Nonequilibrium open quantum systems with multiple bosonic and fermionic environments: A hierarchical equations of motion approach

TL;DR

This paper introduces a hierarchical equations of motion method for accurately simulating nonequilibrium transport in complex open quantum systems with multiple bosonic and fermionic environments, capturing intricate interactions.

Contribution

The paper develops a numerically exact hierarchical equations of motion approach for open quantum systems with multiple environments, enhancing simulation capabilities for complex nonequilibrium scenarios.

Findings

Demonstrates the method on a nanosystem with electronic and vibrational interactions.

Reveals the interplay of electronic and vibrational effects in transport.

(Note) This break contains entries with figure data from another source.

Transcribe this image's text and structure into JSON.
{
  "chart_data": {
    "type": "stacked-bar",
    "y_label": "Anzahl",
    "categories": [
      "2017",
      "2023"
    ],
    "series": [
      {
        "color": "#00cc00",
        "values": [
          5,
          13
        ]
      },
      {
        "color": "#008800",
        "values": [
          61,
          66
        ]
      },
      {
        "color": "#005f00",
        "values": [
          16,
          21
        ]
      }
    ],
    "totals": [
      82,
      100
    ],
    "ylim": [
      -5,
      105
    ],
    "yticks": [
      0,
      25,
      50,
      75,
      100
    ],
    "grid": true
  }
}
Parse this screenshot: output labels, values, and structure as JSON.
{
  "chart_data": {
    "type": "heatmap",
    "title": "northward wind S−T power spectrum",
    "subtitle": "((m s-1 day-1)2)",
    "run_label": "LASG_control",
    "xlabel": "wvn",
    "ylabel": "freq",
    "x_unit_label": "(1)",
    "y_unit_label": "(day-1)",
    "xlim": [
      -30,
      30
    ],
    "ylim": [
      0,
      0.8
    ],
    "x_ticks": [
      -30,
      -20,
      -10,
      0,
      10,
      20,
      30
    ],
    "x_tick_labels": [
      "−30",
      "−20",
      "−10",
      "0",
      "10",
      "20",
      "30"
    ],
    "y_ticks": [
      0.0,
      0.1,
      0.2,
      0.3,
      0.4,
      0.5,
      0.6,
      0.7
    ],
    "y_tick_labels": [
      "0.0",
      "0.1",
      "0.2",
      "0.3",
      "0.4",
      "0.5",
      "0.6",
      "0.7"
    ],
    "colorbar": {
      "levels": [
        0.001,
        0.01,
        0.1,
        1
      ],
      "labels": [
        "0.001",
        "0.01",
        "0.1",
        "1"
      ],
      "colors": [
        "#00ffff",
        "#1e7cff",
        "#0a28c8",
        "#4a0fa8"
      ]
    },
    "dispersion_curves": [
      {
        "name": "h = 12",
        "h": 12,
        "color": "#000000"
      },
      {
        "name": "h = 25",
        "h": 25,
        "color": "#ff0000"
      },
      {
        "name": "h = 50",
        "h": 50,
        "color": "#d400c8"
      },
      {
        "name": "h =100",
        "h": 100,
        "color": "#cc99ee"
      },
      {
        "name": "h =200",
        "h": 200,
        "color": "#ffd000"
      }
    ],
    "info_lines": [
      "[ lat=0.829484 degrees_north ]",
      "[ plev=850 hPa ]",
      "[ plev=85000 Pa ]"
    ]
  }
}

Discusses efficiency improvements using importance criteria.

Abstract

We present a hierarchical equations of motion approach, which allows a numerically exact simulation of nonequilibrium transport in general open quantum systems involving multiple macroscopic bosonic and fermionic environments. The performance of the method is demonstrated for a model of a nanosystem, which involves interacting electronic and vibrational degrees of freedom and is coupled to fermionic and bosonic baths. The results show the intricate interplay of electronic and vibrational degrees of freedom in this nonequilibrium transport scenario for both voltage and thermally driven transport processes. Furthermore, the use of importance criteria to improve the efficiency of the method is discussed.